Here we are on December 31, 2009. A Thursday night, and from all indications tonight is going to slink away quietly, tail tucked between its legs, as if it were somehow sorry or embarrassed for what had gone on before on its watch.

Yes, we did end the year with a Christmas Day terrorist scare. A Nigerian man got on a Northwest Airlines plane in Schipol Airport, Amsterdam, with explosives in his underwear. I suppose that was only a natural progression from the rectum bomb that nearly took out a Saudi Arabian prince earlier this year, but just how delusional to you have to be to place dangerous chemicals next to your naughty bits? I don't think that this whole suicide bomber thing was properly explained to that dimwit. I mean, if you do blow your junk off, exactly what are you going to do with the 70 virgins that are supposedly waiting for you on the other side? Luckily for everyone, the bomb did not ignite, and amazingly this Al Qaeda group somewhere claimed credit for the failed bombing and even made some boastful comment about building the "sophisticated detonator." Well I guess it was too "sophisticated" to actually "work," better check that out a little more next time.

And there will be a next time, unfortunately. What this failed attempt did show is that the much-ballyhooed post-911 air travel security system has more than a few gaping holes. That Nigerian man should never had had a visa or been allowed to board, there were plenty of indications of his intent. Information was not shared, conclusions were not drawn and preemptive actions were not taken. Next time, we might not be so lucky.

This hasn't been the best of years; so many depressing, disappointing things happened. Sarah Palin refuses to go away, just like the worst case of irritable bowel syndrome you could imagine. So many people who should know better just continue to say and do the most outrageously stupid, destructive and embarrassing things possible. Dick Cheney continues to be one of the scariest and most evil people who used to be alive. Like they say, the good die young but evil is forever. If Cheney had his way the nuclear bombs would be falling from the sky like raindrops in Seattle and he would be King of Necrotopia forever.

Did anything good at all happen this year? I suppose we can say the fact that we made it through this year and are still around to gripe and moan about it is something good. But this has been a very difficult year to get through for a lot of people, including me. The job situation is still horrendously bad, with unemployment at 10%. Property values are still in the toilet, foreclosures still raging. The U.S. economy is showing some meager signs of recovery but is still very, very sick, and can relapse at any time. Greed and avarice continue unabated. There have been a number of news stories indicating that year-end bonuses on Wall Street are going to be as outrageous as ever, almost as if the financial meltdown earlier this year was just an unpleasant fever dream, the kind you get from eating tainted lobster or bad caviar or something.

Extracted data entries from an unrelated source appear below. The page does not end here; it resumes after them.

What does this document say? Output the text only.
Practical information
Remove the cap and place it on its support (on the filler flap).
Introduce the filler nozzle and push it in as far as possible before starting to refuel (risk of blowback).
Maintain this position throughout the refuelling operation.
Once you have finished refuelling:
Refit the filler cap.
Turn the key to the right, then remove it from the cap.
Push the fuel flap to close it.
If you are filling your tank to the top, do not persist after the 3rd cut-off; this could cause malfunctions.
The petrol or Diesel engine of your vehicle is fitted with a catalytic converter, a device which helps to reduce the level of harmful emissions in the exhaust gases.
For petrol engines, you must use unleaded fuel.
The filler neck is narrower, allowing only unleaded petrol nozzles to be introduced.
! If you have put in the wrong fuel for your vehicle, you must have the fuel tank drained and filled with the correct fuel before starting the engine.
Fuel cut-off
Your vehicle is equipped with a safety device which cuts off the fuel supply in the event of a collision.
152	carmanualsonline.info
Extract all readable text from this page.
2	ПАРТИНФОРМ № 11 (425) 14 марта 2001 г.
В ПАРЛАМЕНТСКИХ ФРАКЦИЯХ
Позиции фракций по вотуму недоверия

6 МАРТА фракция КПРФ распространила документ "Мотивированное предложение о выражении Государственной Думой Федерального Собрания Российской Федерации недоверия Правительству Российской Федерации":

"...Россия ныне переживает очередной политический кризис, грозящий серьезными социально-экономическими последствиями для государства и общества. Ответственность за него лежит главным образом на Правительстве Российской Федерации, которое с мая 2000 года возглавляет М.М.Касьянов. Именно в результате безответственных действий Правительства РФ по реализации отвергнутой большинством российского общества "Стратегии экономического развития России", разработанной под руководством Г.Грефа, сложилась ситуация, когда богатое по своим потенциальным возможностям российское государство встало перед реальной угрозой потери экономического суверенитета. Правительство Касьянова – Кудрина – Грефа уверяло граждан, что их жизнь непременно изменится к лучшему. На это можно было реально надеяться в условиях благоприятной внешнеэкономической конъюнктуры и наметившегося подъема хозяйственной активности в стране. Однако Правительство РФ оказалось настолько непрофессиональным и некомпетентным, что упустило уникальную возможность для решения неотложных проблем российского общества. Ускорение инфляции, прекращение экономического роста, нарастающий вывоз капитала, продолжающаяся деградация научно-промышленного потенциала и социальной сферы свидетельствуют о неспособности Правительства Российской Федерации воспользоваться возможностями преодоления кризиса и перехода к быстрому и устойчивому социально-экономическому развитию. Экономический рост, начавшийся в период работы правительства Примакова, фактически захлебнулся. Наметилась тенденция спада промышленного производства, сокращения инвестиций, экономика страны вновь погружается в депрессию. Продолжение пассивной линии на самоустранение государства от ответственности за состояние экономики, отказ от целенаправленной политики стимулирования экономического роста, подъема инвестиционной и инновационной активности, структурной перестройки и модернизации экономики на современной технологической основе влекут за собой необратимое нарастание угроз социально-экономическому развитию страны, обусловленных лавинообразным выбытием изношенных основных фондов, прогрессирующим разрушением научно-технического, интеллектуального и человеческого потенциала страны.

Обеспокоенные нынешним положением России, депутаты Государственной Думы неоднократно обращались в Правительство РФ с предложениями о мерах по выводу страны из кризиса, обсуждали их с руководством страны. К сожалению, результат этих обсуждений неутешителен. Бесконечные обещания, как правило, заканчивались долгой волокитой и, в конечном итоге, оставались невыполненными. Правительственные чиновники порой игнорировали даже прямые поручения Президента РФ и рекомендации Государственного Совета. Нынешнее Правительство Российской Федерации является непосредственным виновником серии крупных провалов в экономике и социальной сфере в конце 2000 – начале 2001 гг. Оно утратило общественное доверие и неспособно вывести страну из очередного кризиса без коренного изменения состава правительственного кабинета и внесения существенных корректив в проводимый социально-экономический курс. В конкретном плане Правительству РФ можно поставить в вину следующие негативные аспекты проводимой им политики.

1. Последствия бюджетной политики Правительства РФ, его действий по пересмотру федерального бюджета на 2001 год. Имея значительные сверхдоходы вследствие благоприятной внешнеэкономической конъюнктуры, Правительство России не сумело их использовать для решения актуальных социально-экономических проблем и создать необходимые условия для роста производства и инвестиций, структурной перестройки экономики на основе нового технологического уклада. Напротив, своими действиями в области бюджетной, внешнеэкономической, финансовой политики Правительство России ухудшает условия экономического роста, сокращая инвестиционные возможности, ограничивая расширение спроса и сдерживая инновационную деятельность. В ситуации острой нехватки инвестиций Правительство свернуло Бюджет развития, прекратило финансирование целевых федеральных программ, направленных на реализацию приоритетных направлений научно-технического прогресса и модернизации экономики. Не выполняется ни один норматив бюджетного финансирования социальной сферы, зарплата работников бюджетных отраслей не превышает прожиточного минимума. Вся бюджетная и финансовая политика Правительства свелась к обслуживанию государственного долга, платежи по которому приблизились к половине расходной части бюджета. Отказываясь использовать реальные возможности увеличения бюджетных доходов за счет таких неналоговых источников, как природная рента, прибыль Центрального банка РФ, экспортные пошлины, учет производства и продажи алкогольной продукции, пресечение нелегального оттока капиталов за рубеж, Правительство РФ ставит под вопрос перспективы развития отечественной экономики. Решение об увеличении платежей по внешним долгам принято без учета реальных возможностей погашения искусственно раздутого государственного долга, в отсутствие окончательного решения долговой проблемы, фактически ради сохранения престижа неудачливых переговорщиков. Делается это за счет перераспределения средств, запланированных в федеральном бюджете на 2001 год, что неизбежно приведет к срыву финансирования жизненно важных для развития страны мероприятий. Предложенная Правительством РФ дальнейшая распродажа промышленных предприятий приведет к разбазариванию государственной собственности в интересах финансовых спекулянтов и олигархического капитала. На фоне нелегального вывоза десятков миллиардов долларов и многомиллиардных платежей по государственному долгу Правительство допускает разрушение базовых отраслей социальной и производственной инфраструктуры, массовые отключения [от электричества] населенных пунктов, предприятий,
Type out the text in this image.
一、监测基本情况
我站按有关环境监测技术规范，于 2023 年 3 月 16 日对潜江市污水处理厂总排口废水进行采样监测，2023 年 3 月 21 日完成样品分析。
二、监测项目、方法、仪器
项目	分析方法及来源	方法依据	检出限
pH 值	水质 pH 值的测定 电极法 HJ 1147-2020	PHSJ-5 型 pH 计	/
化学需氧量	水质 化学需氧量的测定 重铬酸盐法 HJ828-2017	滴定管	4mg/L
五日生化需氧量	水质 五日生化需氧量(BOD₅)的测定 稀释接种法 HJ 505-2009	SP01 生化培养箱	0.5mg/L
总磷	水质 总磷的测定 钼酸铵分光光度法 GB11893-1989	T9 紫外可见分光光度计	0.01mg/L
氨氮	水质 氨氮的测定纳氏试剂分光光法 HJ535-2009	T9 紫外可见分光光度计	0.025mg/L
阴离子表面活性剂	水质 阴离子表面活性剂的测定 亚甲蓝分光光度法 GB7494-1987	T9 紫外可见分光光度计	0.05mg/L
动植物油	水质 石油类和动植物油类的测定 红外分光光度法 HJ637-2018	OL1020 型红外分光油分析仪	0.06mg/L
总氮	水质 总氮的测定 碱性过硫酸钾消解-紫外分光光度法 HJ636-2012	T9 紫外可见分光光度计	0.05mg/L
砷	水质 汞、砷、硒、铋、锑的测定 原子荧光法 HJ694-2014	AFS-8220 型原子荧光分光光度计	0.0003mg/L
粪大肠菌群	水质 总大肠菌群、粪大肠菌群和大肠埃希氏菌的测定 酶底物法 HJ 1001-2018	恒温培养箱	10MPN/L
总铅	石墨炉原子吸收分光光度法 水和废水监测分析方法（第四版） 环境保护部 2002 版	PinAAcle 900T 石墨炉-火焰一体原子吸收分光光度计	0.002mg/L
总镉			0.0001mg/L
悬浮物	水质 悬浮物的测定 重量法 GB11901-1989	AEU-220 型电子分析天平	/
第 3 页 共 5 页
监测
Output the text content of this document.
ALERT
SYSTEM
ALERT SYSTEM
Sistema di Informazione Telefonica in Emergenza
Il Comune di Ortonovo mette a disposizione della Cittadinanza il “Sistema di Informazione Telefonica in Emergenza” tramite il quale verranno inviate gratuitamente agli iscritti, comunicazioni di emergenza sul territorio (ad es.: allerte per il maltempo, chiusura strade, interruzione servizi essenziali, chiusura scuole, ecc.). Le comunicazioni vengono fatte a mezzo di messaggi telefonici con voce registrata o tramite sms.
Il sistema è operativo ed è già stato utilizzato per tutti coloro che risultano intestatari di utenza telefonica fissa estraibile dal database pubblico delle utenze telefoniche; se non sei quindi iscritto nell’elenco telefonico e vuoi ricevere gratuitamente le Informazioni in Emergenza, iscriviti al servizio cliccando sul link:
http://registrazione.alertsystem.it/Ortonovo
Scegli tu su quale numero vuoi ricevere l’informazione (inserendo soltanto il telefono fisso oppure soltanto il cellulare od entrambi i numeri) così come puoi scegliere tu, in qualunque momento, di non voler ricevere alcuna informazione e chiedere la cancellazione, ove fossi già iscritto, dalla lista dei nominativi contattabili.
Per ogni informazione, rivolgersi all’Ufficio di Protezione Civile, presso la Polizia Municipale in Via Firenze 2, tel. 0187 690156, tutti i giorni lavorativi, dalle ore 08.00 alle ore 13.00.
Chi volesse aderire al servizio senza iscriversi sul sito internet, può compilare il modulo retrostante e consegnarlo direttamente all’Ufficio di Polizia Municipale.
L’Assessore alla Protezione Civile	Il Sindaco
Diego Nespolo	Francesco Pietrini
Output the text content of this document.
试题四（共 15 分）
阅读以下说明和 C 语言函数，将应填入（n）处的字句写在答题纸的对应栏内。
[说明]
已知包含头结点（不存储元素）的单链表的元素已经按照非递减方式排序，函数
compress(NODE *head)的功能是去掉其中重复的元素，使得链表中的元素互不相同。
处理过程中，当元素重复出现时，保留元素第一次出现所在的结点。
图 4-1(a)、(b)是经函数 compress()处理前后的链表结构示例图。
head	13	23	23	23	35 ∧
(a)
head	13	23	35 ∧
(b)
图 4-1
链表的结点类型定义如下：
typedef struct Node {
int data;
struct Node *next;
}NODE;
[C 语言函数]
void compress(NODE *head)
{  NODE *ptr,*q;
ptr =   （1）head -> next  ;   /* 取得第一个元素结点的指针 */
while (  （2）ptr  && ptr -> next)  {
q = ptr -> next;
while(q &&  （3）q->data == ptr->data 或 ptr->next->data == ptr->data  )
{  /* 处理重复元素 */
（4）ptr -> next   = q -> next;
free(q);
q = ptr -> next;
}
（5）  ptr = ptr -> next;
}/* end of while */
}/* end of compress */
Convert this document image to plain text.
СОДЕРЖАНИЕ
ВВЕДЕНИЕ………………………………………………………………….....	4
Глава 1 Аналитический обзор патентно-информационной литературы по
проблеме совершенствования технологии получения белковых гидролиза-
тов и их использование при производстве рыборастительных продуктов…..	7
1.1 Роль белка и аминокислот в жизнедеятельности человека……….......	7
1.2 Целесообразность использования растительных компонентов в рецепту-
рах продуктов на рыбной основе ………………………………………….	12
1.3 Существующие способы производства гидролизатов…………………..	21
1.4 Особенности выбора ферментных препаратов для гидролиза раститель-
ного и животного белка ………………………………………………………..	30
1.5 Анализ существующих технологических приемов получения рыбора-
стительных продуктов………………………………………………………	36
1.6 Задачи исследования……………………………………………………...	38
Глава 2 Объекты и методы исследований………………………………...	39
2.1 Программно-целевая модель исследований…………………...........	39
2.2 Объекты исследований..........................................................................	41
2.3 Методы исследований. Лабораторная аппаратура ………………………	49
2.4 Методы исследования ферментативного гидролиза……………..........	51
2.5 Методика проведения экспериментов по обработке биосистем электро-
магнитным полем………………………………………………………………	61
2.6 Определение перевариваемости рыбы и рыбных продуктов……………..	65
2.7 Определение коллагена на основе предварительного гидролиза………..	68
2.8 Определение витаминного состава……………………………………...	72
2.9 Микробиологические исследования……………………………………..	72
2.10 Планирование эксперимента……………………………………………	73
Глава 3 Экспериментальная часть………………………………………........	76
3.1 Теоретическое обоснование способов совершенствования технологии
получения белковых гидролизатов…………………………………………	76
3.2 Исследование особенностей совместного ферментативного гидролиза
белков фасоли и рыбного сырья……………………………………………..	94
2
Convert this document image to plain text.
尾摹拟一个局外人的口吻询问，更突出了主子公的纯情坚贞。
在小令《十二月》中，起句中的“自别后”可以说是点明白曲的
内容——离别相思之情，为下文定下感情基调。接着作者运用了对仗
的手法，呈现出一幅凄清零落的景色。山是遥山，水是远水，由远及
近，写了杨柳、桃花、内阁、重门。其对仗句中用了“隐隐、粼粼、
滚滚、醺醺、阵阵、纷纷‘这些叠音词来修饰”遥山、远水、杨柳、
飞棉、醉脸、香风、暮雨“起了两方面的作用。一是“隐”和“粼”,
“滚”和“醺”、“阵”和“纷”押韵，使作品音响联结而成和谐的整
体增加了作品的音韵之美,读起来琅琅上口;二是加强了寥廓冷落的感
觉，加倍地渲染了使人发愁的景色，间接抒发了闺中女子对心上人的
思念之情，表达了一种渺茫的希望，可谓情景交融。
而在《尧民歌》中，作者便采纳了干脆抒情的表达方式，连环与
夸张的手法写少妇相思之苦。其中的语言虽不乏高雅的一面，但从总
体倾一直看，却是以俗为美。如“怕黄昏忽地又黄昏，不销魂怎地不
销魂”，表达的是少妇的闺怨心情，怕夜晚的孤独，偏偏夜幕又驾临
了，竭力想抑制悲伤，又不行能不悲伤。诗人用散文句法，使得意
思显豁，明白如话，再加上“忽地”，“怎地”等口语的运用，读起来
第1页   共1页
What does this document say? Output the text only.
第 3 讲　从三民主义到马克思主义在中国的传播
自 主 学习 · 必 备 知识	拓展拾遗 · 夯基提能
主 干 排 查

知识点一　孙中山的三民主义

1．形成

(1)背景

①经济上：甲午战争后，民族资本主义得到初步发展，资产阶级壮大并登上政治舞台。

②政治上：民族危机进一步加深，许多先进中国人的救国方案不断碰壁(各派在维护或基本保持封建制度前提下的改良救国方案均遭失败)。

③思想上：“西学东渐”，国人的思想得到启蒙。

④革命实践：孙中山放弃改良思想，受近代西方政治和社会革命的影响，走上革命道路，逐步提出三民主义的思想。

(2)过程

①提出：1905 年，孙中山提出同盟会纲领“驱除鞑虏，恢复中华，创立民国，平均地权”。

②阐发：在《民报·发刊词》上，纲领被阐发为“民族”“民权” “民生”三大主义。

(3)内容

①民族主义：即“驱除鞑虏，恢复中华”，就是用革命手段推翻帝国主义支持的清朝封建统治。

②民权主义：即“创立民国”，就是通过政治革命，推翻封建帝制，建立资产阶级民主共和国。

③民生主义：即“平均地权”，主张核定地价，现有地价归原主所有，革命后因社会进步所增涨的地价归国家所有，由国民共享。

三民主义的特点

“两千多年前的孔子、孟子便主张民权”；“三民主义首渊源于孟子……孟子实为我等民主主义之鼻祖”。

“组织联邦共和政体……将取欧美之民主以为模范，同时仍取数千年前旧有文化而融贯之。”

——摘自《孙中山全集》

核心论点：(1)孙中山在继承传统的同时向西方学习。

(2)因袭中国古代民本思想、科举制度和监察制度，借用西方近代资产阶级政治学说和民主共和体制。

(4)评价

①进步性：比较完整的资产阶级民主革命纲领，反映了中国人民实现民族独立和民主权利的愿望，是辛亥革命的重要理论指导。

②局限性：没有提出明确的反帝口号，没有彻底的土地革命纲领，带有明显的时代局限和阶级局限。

This year more than ever, stupidity reigned in this country. Whether it was the "balloon boy" supposedly drifting across the Colorado landscape in a silver spaceship, or former Illinois governor Rod Blagojevich doing and saying the dumbest things he could possibly think of, or Kanye West creating a cultural firestorm by stomping all over Taylor Swift's first American Music Award, or boring Barbie doll Carrie Prejean posing as some conservative Christian pillar of morality passing judgment on the marital arrangements of others while sitting on a homemade sex tape, it does seem like the idiots are really taking over this country. But there were little touches of welcome relief, such as Susan Boyle's stunning debut on a British talent show, when a studio audience (and later the world) morphed from cynical derision to enraptured adoration in the time it took her to sing the words, "I dreamed a dream of times gone by...." or the surprising success of Lady Gaga, who is a fairly good singer and musician once you get past all the junior-college-art-class costumes and posturing. She seems like what would happen if Icelandic pop star Bjork dyed her hair platinum blonde and got a hold of some bad drugs.

I may or may not be awake when the clock strikes midnight tonight. If I am I'm sure I'll be serenaded by the sound of automatic weapons fire coming from the cheap apartment complexes to the south of me. Just another indication that in spite of all my deepest, most sincere wishes and prayers, we will still have to deal with stupid people next year. Is there any hope for 2010 to be any better than 2009? It's so hard to judge at this point. I remember on January 1, 2009, no one was holding out any hope that the year would be any good. And it certainly lived down to our expectations. Maybe we should try the opposite approach, and start thinking good thoughts about 2010. Perhaps if we do things will work out and the year will return prosperity, security and hope to everyone. I wish that does happen, but just in case, I'm going to start working on Plan B tomorrow.

Tuesday, December 22, 2009

Worst-of List for 2009 (Part 2)

Whereas I get personal and start to name names. There is so much material here, but I promise there will not be a Worst-of List, Part 3.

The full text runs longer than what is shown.